Preventing, Reducing or Delaying Needs


Culturally Appropriate Care (Care Quality Commission) 

September 2021: This chapter has been amended to add a link to Culturally Appropriate Care published by the Care Quality Commission, as above.

Care and support should put people in control of their care, with the support that they need to enhance their wellbeing and improve their connections to family, friends and community. A vital part of this process for people with ongoing needs which the local authority is going to meet is the care and support plan, or the support plan in the case of carers.

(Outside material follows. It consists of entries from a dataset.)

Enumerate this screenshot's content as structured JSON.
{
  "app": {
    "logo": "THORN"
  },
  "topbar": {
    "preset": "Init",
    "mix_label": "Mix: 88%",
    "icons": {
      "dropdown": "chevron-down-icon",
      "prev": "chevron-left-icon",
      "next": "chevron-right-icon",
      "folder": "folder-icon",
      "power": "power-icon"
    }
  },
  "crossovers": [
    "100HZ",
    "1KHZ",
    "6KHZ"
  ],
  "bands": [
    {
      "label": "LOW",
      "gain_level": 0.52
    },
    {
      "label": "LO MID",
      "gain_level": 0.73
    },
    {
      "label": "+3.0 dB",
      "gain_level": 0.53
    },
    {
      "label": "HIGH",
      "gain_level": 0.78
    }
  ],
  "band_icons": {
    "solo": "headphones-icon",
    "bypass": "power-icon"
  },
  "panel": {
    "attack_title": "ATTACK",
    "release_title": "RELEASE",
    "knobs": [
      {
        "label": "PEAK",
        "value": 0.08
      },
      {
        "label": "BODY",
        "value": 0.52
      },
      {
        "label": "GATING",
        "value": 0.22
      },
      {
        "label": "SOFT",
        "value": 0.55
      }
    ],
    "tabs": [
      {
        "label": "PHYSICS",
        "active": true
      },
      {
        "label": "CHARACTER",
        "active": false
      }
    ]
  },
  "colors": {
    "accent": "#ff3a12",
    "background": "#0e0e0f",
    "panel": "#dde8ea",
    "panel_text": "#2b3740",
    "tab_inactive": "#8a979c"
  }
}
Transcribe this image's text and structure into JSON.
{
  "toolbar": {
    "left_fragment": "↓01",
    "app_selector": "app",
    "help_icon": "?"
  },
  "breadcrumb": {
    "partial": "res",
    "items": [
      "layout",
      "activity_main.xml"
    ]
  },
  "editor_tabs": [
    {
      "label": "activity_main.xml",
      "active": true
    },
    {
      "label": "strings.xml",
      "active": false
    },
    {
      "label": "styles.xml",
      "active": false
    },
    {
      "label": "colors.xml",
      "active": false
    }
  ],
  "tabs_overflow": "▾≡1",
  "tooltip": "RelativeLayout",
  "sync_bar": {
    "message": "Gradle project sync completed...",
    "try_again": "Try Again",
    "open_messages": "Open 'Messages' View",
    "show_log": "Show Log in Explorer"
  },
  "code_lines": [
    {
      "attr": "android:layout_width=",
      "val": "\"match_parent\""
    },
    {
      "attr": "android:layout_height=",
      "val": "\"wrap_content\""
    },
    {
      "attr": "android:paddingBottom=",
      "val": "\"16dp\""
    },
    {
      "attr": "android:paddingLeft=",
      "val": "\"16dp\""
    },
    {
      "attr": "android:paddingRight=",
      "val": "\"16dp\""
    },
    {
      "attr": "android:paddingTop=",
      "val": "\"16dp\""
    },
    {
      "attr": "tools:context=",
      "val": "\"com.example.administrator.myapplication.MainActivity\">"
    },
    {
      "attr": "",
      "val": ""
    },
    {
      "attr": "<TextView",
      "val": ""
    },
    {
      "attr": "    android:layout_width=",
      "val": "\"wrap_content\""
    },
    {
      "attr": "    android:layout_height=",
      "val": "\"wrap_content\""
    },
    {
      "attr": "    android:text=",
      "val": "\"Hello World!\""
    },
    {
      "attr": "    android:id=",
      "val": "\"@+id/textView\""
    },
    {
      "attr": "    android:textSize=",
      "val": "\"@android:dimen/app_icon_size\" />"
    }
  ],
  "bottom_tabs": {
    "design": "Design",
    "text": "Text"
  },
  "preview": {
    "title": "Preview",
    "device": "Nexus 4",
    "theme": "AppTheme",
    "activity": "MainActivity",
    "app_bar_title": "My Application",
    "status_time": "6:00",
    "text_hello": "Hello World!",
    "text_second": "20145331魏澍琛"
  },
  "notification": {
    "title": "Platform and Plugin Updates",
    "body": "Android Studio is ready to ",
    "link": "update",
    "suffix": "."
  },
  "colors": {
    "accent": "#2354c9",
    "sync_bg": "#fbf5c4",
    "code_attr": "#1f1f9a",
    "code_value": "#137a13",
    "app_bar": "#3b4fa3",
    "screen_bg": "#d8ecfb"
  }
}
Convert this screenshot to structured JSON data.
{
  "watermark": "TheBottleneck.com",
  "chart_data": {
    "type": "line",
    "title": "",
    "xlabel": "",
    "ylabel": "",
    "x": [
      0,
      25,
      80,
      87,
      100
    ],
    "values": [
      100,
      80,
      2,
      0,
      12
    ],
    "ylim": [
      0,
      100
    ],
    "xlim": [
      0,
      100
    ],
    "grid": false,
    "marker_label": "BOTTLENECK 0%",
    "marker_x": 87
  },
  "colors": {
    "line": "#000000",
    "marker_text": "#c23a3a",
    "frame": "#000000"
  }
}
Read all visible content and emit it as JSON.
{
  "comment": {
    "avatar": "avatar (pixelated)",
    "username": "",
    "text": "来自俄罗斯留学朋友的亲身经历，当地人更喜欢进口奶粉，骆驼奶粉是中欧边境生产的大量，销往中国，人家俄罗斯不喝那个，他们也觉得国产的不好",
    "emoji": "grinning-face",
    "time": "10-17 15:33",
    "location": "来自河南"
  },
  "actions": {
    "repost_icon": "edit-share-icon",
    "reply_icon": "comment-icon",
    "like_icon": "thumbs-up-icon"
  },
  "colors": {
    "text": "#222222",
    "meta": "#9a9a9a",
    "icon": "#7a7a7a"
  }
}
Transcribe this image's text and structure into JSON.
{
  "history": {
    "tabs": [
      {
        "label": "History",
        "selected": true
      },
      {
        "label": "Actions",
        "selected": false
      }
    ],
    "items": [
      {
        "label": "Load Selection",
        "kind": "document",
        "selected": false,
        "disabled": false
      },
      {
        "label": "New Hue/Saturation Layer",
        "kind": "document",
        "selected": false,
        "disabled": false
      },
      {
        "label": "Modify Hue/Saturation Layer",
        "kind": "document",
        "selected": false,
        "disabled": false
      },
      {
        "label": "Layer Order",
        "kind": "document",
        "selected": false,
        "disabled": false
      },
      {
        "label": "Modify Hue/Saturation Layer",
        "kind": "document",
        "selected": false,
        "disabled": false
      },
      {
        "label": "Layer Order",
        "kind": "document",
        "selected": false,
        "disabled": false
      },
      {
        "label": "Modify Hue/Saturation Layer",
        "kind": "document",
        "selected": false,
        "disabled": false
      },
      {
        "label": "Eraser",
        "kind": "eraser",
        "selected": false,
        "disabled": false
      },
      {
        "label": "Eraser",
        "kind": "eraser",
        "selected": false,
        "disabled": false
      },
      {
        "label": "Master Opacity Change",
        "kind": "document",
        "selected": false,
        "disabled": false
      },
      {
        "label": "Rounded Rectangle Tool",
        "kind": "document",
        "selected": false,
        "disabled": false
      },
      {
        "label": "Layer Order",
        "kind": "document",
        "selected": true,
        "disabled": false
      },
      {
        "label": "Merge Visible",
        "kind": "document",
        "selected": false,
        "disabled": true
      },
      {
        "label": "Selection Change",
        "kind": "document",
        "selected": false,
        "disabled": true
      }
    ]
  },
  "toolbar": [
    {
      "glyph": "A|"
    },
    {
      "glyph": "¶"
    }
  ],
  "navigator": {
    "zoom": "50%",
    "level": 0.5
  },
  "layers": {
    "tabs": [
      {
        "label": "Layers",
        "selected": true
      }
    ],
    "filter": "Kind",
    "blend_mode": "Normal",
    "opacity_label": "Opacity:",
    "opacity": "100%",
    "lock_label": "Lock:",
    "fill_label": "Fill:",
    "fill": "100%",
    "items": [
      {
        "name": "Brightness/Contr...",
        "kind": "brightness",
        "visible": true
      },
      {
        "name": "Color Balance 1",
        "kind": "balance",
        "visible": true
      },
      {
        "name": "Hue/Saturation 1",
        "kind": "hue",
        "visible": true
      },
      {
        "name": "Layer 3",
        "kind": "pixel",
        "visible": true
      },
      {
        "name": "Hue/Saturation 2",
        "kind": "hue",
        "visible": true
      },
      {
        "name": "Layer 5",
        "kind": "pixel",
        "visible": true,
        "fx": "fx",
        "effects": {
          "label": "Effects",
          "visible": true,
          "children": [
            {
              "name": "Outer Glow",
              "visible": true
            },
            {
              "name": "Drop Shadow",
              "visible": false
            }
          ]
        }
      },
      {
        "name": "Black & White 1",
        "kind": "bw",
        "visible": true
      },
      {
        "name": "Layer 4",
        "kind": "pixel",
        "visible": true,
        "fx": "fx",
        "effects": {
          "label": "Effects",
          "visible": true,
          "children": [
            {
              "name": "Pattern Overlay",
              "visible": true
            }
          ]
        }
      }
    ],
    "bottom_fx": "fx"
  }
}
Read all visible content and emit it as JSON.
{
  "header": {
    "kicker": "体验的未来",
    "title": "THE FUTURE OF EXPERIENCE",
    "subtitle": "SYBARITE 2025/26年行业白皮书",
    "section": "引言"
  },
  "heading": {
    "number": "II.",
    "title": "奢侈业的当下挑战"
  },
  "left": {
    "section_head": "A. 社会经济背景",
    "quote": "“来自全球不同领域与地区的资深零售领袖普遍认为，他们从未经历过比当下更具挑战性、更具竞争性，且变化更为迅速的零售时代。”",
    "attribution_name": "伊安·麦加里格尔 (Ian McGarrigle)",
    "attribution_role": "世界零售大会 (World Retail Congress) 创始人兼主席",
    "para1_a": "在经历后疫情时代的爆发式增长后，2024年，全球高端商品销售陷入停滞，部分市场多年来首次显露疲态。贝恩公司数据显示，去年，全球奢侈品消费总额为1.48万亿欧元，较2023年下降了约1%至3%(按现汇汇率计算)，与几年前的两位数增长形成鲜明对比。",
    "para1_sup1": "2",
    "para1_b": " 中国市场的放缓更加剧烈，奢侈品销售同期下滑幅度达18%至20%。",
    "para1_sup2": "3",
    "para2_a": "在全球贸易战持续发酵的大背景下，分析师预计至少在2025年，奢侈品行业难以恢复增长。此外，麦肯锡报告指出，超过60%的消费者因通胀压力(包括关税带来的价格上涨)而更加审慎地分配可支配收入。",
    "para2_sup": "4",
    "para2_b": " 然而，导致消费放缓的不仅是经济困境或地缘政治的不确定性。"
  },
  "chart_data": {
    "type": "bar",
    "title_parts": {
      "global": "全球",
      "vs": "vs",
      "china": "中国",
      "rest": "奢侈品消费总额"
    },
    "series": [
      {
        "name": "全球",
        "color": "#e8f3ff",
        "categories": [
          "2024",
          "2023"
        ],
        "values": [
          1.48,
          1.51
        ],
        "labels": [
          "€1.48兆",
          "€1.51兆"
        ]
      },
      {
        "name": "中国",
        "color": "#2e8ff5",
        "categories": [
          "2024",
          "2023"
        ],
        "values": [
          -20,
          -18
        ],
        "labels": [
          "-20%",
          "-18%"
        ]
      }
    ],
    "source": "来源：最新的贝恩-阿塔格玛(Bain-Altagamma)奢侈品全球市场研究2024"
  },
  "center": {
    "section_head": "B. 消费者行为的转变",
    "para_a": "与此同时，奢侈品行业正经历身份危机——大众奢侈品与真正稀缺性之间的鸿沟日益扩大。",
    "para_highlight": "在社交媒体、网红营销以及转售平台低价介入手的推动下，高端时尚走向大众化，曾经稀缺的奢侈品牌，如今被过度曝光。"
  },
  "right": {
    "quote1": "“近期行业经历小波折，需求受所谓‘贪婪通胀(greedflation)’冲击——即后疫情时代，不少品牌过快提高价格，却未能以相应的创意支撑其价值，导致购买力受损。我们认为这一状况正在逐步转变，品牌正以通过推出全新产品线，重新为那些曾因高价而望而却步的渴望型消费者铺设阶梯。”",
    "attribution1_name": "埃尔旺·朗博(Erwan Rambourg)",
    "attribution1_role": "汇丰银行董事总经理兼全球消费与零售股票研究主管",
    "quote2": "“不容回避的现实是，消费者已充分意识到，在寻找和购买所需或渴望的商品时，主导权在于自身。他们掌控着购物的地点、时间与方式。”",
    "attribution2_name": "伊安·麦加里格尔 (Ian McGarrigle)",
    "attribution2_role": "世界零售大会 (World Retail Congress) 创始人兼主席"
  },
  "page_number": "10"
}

The guiding principles in the development of the plan are that the process should be person centred and person led, in order to meet the needs and achieve the outcomes of the person in ways that work best for them as an individual or as part of a family.

The process and the outcomes should be built holistically around:

  • people’s wishes and feelings;
  • their needs;
  • values and aspirations.

These principles apply irrespective of the extent to which the person chooses or is able to actively direct the process.

Consideration of needs should also include the extent to which the needs or a person’s other circumstances may mean that they are at risk of abuse or neglect. The planning process may bring to light new information that suggests a safeguarding issue, and therefore lead to a requirement to carry out a safeguarding enquiry (see Safeguarding Enquiries Process). Where such an enquiry leads to further specific interventions being put in place to address a safeguarding issue, these  should  be included in the care and support plan.

Each partner in the plan should be clear about their role. For example, the person may need help to weigh up different service options to understand what each involves and to be able to choose the most appropriate and least restrictive option possible.

In some circumstances it may not be appropriate to jointly prepare the plan. For example, a person may not wish their family to be involved, the authority may be aware that family members may have conflicting interests, or the person may have asked the local authority to prepare the plan with someone who lives far away from the person and even with the assistance of email, phone and other methods of communication is unable to prepare the plan in a timely fashion.

The test for allowing the person and others to prepare the plan jointly with the local authority should start with the presumption that the person at the heart of the care plan should give consent for others to do so.

Safeguarding principles must be included in order to ensure that there is no conflict of interest between the person and the third party they wish to involve to prepare the plan jointly with (see Safeguarding: What is it and Why does it Matter?)

Where a person lacks capacity and cannot consent to third parties jointly preparing the plan, the local authority must always act in the best interests of the person requiring care and support.